Suffering from the debilitating effect of chemotherapy, I overheard him one day on the phone talking with somebody who was trying to convince him to sign off on the construction of a bobblehead of him. [audience laughter] Because Francis Crick is a very famous figure, they wanted to construct a bobblehead of him. [audience laughter] At some point, I heard him put down the phone. He walked past me, shuffling past me on the way to the bathroom. When he returned several minutes later to resume the conversation, he just dryly remarked to me in passing, well, now I can truly say this idea made me throw up. [audience laughter]
Finally, he called me to say, “Christof the correction to our paper we're working on turned out to be our last paper. We're going to be delayed. I have to go to the hospital for a couple of days. But don't worry.” In the hospital, he continued to dictate corrections to this paper to his assistant. Two days later, he passed away and his wife Odile told me how on his deathbed he had this hallucinatory conversation with me involving neurons and their connection to consciousness. The scientist, literally to his last breath. Given 40 years age difference, we fell into this very natural father-son relationship and we became very close intellectual companions. And he became my hero for the unflinching way he dealt with mortality and aging.

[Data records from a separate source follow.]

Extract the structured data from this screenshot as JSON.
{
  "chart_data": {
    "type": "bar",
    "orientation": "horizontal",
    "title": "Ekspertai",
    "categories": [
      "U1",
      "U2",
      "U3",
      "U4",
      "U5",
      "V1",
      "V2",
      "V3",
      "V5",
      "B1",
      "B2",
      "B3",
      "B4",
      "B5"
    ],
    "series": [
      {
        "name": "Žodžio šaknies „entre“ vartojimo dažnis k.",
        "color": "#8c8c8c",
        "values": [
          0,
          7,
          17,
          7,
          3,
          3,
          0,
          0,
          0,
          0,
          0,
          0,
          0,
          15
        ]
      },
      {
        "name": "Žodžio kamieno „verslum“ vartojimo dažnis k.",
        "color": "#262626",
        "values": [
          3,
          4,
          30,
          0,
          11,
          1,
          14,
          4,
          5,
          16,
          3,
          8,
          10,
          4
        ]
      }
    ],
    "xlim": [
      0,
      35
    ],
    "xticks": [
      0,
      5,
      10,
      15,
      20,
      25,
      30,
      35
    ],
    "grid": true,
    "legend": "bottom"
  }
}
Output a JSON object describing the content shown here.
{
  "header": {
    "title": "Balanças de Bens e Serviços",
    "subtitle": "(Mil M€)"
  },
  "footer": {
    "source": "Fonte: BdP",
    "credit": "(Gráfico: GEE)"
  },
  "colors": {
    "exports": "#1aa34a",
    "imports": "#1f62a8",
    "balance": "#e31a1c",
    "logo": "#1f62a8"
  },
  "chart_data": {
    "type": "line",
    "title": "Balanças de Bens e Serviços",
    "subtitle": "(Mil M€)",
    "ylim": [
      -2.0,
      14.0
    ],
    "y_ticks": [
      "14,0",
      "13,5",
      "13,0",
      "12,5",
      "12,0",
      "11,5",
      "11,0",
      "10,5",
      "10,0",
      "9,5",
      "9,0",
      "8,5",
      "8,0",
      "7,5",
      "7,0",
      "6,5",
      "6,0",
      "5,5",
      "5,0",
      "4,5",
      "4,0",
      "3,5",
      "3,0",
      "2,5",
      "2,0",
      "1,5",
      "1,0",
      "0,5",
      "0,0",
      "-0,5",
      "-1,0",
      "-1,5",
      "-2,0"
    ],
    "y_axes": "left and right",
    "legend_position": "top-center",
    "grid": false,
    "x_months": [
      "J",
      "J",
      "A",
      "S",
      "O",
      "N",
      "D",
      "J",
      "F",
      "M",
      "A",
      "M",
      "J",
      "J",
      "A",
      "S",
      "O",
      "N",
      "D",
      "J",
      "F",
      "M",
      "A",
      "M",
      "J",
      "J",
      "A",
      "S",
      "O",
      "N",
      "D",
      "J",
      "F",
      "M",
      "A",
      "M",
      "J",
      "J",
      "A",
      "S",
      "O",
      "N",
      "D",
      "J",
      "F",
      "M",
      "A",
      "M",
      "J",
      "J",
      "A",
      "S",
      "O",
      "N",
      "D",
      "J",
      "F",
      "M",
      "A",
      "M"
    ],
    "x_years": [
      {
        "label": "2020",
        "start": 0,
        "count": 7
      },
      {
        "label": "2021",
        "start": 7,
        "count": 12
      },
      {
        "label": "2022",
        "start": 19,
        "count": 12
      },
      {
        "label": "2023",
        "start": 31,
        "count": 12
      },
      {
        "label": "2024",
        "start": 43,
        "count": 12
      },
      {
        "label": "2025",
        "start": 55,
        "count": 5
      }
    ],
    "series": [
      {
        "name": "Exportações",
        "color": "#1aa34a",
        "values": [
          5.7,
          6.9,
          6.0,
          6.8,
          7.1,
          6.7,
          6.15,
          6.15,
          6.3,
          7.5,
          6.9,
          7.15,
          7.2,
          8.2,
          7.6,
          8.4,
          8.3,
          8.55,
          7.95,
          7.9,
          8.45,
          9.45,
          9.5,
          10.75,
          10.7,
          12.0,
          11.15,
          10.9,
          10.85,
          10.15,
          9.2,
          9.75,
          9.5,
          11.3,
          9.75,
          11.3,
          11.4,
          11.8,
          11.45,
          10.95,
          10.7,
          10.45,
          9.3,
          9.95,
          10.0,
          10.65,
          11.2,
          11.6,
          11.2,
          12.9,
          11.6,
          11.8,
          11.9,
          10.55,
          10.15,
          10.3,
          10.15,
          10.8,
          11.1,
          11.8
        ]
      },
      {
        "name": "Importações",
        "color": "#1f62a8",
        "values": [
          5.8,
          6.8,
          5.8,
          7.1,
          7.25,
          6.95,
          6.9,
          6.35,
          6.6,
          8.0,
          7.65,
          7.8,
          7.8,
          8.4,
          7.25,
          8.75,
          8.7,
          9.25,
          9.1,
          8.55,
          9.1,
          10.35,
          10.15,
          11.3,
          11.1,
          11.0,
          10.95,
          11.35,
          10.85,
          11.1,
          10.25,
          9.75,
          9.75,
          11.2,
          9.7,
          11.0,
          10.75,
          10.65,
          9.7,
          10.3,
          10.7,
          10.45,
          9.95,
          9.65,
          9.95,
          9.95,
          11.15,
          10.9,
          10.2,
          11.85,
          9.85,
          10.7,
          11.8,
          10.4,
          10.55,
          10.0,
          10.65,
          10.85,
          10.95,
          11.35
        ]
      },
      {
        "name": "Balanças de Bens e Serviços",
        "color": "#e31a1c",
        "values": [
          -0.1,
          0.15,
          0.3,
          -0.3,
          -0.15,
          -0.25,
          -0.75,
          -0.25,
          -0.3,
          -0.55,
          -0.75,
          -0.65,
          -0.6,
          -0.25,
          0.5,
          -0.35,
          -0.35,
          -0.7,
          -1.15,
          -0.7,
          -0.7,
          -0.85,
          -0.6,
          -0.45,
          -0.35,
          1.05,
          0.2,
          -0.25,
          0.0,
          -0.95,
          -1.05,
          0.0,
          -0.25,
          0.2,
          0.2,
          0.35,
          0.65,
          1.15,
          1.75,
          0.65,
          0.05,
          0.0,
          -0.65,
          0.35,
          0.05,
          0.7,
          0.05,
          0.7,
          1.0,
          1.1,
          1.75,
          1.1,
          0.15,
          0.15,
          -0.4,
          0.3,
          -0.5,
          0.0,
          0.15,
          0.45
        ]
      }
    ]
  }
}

With a view towards the inevitable, he gave me a life’s huge portrait of him of Francis sitting in a wicker chair, gazing out at me with a twinkle in his eyes. Signed for Christof Francis keeping an eye on you. [audience laughter]
And so it does today in my office. I've never had another encounter with God, nor do I expect to. For the God I now believe in is much closer to Spinoza's God than the God of Michelangelo's painter or the God of the Old Testament. I'm saddened by the loss of my belief in religion. It's like leaving forever the comfort of your childhood home, suffused with the warm glows and fond memory. But I do believe we all have to grow up. It's difficult for many, it's unbearable to the few. But we have to see the world as it really is. And we have to stop thinking in terms of magic. As Francis would have put it, this is a story for grown men, not a consoling tale for children.
So, here I am, seven years later. I'm a highly organized pattern of mass and energy, one of 7 billion. In any objective accounting of the universe, I'm practically nothing. And soon I'll cease to be. But the certainty of my own demise, the certainty of my own death, somehow makes my life more meaningful and I think that is as it should be. I find myself born into this universe. It's a wonderful place. It's a strange place. It's also a scary and sometimes lonely place. What I try to do every day in my work, I try to discern through its noisy manifestation. I try to discern the people, the dogs, trees, mountains, stars, everything I love. I try to discern the eternal music of the spheres. Thank you very much.